En attendant que Primaël l'accompagne, elle allait et venait entre les livres, feuilletant les pages qui piquaient sa curiosité.
- Les gemmologues ne courent pas les rues et rares sont ceux qui se promènent avec leur butin. Moi le premier. Ce serait comme se planter une cible sur le front et même si je suis aventurier, je n’ai pas envie de flétrir six pieds sous terre a tout juste la trentaine. Il eut un rire amer en songeant à tous ses compagnons qui eux, ne l'avaient pas atteint. D’un mouvement de tête, il chassa ses pensées. - Essayez de voir avec Shayanne El Dalmar. Ce n’est pas une gemmologue à proprement parler mais c’est une joaillière. Elle est réputée pour son âme de collectionneuse mais aussi pour être du genre retors à la négociation. En tout cas, si je cherchais une pierre en particulier, c’est chez elle que je me rendrais en premier. Primaël hocha la tête comme pour se confirmer à lui-même que c’était le bon choix. Shayanne était une vieille connaissance, ils s’étaient rencontré par le plus grands des hasards lors d’études de minerai et étaient resté en contact depuis.

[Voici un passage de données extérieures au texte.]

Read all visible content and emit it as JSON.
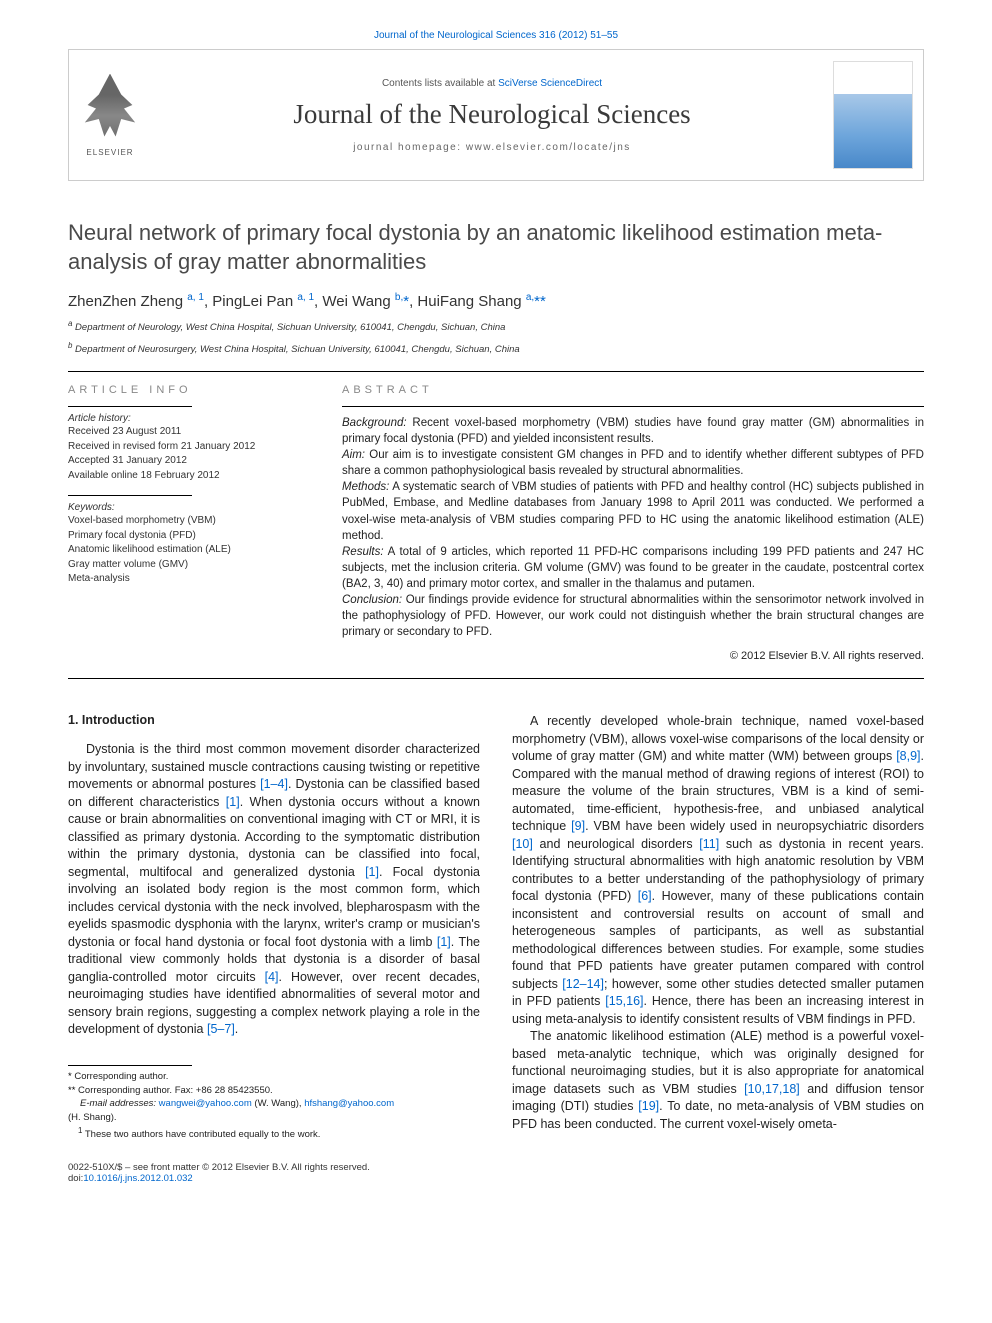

Il passa ensuite de longues minutes, peut-être même heures, plongé dans la découverte du doigt de Lapis. Il avait durci depuis longtemps, changé en un temps de gravât qui n’aurait pu avoir aucune utilité. Pourtant il réussit à lui trouver un intérêt sans encombre. Il griffonna ci et là des formules et des schémas qui n’avaient de sens que pour lui. Ce ne fut que lorsque sa nuque le tirailla, que sa colonne grinça et que ses reins furent trop éprouvés pour rester voûtés sur une chaise qu’il décida de s’arracher à l'établi. Il s’étira longuement avant de planter ses poings sur ses hanches.
- Bien. Je pense pouvoir dire que c’est terminé. Allons-y. Et sans plus de cérémonie, il invita la jeune femme à le suivre dans le dédales de rues de la capitale, direction : La guilde.